Ashbrook: There have been [court] decisions that many Americans have found very challenging. [In the year] 2000, of course, we saw the decision of the Bush-Gore elections in the Supreme Court. Highly controversial. Much more recently and under this president, we saw Citizens United, where the court said that corporations, unions, had the same rights as citizens to free speech.

Now, we’re headed into an election season for the president of the United States. This is a big deal. And this is going to be a time when that ruling is in place and the money is already rolling. And a lot of people are really upset about it. The people you are counting on to support the legitimacy, the clout, the power of the Supreme Court. What do you say to them when they look at Citizens United, which seems to so empower people who may be seen as citizens, but they are not human beings?

Breyer: I say three things: First, remember, we, in a sense, on the court patrol the boundaries. The Constitutions sets very broad boundaries. Life on the frontier, on those boundaries, is not always pleasant…Is abortion inside or outside the constitution? What about school prayer? What about Bush versus Gore? What about the cases you’ve mentioned? They are always pretty difficult cases and there something to be said on both sides.

I’d like people to remember that even when they disagree– and I disagreed in the cases you mentioned, I was in the dissent.

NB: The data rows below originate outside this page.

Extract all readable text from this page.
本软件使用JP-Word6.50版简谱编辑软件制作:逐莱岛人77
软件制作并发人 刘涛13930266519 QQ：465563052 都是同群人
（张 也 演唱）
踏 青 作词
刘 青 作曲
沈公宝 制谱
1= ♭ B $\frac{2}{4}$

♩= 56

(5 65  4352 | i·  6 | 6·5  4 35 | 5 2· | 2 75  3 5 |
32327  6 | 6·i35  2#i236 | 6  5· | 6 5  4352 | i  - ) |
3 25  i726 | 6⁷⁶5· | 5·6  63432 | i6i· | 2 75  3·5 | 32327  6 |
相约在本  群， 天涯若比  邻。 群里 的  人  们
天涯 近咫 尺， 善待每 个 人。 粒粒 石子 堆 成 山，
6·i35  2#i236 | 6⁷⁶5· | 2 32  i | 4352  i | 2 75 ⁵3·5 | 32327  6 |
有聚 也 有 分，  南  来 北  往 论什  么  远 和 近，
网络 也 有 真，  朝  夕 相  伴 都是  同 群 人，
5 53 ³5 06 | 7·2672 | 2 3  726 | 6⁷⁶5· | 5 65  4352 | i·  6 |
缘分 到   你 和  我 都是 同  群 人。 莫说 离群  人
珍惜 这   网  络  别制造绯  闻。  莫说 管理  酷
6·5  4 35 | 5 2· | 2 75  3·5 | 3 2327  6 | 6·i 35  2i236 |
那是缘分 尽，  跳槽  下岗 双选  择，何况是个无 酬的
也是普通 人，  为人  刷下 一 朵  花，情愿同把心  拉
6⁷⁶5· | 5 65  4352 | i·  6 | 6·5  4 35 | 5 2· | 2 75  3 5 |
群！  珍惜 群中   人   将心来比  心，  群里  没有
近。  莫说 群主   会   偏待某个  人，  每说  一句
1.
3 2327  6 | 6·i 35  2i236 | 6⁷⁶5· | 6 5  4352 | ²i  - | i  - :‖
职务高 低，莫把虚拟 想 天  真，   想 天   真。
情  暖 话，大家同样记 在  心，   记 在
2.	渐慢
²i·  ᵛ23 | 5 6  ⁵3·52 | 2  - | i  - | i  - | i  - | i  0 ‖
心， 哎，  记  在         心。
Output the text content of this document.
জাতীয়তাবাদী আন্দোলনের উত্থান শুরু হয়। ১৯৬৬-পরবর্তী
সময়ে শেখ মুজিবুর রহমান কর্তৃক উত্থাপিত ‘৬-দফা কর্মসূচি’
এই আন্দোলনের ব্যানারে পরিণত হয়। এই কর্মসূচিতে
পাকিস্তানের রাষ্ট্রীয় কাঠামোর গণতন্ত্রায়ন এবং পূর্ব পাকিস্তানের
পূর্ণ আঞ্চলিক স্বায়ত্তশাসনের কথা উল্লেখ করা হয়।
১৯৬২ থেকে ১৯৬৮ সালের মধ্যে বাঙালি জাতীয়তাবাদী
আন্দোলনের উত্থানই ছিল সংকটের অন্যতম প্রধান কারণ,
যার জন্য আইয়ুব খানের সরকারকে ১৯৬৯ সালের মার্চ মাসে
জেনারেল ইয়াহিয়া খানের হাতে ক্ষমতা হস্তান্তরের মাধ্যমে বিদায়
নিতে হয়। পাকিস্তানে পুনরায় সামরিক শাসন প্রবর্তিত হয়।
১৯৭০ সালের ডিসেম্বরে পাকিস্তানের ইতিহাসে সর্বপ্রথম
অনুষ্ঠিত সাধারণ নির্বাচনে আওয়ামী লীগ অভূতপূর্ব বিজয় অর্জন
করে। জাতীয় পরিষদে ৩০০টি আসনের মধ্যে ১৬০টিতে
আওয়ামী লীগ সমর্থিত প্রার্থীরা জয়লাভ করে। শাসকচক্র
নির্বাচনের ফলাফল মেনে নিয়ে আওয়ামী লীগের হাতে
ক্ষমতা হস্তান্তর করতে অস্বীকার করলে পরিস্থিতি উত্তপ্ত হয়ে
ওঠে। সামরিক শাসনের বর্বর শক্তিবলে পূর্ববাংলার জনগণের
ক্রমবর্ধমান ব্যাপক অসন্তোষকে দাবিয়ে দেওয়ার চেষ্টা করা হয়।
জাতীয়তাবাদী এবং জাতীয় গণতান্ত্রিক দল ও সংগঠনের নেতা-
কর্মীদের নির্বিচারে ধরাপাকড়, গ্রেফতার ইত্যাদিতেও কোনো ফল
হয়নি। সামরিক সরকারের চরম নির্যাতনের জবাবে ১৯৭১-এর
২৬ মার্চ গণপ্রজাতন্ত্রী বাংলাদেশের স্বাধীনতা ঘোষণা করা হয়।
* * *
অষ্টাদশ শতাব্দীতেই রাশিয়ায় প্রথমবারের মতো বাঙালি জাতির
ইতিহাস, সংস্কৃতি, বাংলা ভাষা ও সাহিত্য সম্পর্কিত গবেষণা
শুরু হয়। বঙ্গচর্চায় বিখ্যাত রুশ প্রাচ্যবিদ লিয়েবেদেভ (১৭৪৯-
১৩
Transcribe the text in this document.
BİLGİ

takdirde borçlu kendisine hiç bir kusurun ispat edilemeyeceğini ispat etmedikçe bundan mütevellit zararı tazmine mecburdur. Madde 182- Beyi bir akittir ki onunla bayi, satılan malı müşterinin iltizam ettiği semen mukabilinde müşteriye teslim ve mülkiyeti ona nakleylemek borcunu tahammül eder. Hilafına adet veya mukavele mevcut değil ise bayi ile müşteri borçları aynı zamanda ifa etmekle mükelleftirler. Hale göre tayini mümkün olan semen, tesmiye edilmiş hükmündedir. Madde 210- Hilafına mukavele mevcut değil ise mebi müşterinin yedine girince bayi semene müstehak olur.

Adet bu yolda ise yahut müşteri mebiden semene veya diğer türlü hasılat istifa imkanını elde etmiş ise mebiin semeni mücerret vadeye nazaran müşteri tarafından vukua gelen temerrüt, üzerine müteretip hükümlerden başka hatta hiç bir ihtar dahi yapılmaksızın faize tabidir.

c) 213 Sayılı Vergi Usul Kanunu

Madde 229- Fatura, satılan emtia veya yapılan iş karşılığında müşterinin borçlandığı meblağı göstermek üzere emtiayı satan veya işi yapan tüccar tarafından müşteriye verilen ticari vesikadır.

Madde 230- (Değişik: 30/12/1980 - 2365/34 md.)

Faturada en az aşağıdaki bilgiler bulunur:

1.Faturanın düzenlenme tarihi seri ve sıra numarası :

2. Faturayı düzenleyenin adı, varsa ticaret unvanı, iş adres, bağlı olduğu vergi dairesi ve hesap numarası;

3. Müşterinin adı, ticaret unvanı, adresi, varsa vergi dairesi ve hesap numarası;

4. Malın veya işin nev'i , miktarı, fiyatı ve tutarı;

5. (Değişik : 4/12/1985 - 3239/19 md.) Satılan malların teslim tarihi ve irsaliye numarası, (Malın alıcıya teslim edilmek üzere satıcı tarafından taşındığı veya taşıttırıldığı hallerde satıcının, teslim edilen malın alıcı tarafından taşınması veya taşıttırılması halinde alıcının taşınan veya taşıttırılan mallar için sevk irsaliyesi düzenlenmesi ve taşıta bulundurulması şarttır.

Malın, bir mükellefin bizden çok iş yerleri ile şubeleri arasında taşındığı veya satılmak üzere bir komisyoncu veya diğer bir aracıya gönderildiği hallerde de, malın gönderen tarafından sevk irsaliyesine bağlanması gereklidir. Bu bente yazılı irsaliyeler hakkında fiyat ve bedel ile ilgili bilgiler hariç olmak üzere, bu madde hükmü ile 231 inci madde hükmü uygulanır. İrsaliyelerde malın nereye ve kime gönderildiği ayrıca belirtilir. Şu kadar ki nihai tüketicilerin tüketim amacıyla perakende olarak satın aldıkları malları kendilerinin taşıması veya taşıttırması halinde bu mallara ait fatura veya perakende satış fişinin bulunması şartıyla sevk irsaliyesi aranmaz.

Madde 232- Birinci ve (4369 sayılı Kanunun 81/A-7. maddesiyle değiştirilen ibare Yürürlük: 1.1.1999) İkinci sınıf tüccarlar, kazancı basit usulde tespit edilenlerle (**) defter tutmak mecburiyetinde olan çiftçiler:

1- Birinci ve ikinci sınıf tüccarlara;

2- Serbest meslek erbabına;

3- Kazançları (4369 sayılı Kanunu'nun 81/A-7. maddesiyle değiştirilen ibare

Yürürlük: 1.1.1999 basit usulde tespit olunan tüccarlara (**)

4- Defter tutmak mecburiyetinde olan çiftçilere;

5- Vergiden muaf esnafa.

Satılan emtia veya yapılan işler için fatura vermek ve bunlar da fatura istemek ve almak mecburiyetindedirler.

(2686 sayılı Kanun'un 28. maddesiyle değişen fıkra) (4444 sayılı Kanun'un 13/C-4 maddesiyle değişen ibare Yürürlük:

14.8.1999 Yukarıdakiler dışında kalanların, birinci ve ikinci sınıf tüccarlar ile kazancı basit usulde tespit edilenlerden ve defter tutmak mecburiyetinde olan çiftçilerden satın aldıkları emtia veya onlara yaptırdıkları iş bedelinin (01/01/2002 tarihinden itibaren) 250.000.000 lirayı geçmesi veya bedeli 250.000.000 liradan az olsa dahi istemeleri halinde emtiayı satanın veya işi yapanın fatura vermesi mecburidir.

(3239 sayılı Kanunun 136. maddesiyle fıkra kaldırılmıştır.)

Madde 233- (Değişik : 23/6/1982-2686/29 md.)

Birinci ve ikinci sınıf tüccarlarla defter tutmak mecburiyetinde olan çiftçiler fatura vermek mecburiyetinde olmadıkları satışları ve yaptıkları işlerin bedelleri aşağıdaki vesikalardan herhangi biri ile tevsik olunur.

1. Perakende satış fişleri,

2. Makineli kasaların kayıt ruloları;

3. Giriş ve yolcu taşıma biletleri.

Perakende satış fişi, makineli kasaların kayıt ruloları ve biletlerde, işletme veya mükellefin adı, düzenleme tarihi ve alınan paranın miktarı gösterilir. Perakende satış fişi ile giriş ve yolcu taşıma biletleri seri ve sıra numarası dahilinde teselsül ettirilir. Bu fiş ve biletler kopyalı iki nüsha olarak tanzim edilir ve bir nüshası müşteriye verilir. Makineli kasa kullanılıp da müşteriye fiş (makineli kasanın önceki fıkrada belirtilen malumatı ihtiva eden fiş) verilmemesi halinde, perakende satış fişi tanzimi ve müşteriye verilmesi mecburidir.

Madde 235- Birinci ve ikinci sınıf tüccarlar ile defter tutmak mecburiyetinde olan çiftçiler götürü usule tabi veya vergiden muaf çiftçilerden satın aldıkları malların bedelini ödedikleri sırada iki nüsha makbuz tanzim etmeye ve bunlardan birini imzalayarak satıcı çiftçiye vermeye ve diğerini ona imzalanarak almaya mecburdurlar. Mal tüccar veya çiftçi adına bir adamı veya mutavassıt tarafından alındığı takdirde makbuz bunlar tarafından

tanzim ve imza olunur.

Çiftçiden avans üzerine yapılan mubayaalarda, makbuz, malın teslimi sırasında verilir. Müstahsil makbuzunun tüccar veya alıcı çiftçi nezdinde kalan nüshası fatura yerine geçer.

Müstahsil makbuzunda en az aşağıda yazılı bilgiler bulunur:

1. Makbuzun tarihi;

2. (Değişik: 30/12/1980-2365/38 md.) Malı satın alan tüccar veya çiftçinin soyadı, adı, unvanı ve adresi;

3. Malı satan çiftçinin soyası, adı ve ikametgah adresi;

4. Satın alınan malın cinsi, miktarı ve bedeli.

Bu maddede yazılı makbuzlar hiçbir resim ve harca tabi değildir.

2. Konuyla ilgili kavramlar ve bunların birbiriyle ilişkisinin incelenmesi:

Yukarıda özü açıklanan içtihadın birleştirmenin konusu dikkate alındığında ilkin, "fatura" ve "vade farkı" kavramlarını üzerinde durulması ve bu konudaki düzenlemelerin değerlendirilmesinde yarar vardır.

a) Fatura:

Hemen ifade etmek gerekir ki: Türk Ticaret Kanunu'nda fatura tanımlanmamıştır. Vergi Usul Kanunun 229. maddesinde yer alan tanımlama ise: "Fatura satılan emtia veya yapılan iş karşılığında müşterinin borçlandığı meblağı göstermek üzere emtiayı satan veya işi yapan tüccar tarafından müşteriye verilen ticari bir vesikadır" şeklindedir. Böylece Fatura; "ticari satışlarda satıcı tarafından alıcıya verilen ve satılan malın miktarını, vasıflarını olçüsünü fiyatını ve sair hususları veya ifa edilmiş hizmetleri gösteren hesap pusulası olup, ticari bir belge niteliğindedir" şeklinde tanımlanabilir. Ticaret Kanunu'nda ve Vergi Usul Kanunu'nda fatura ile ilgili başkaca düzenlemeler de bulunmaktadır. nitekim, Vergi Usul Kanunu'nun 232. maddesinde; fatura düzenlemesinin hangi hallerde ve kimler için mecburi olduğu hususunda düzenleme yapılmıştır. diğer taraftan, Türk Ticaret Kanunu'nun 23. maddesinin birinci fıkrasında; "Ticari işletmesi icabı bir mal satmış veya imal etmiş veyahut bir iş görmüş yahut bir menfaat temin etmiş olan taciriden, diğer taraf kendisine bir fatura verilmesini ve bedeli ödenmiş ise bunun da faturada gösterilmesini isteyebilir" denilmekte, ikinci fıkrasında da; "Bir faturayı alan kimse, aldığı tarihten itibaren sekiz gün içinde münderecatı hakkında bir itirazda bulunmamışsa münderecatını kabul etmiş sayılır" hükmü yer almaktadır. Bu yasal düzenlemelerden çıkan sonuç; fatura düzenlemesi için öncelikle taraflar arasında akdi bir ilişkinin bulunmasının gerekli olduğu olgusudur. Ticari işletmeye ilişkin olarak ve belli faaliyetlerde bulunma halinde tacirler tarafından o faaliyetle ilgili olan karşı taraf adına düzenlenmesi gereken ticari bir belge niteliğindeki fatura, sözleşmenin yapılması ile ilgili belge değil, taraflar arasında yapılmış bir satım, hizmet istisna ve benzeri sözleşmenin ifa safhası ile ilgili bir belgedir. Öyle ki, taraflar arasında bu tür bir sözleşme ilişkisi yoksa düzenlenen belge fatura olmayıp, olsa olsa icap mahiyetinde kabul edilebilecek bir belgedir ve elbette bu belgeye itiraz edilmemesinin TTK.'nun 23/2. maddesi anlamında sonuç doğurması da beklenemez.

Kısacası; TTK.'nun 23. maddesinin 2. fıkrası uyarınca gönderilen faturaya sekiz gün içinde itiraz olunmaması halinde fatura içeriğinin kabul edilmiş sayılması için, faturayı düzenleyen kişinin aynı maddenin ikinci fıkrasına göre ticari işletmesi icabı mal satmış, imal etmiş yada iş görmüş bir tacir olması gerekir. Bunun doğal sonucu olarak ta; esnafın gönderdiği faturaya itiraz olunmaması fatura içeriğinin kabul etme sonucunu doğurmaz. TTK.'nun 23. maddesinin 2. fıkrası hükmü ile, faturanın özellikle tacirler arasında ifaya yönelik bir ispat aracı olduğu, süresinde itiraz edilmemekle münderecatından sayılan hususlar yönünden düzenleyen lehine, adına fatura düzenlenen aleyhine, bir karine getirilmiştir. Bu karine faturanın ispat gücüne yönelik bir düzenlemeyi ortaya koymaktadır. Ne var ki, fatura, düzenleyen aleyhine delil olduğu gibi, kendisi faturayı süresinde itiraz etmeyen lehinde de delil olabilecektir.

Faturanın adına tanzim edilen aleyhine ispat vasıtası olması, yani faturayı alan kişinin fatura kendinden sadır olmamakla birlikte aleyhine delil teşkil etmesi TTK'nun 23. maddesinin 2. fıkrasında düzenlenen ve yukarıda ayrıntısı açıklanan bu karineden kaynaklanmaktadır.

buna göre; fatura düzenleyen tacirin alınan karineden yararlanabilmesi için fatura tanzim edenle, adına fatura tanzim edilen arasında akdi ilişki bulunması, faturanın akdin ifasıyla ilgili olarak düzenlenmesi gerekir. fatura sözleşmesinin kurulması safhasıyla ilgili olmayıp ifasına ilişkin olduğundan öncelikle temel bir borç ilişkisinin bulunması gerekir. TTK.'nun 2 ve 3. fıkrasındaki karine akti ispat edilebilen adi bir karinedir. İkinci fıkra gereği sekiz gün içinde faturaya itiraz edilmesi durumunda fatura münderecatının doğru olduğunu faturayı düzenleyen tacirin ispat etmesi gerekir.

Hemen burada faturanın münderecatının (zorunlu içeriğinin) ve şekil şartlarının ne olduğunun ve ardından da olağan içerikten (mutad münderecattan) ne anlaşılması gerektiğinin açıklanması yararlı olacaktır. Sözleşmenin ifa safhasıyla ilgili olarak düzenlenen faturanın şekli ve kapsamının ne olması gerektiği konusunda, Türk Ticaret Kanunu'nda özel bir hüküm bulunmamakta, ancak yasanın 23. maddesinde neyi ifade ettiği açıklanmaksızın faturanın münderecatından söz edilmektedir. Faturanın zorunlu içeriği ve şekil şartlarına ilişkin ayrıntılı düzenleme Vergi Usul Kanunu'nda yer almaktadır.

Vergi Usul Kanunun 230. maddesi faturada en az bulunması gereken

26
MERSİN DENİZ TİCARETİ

I disagreed very strongly. But even in those cases where the Supreme Court has done something unpopular and where it might be wrong after all, we’re human. We are human beings. I mean people don’t always understand that, it’s certainly true. And if you’re a human being, you can make mistakes.

And therefore the job that I have right now is even tougher than you’ve suggested. Because I’m trying to say to the average man and woman in America, please read a little of this or learn a little of it, and you’ll see perhaps why this institution can help you. Even though you will disagree with it. And you may be right. And you may be wrong.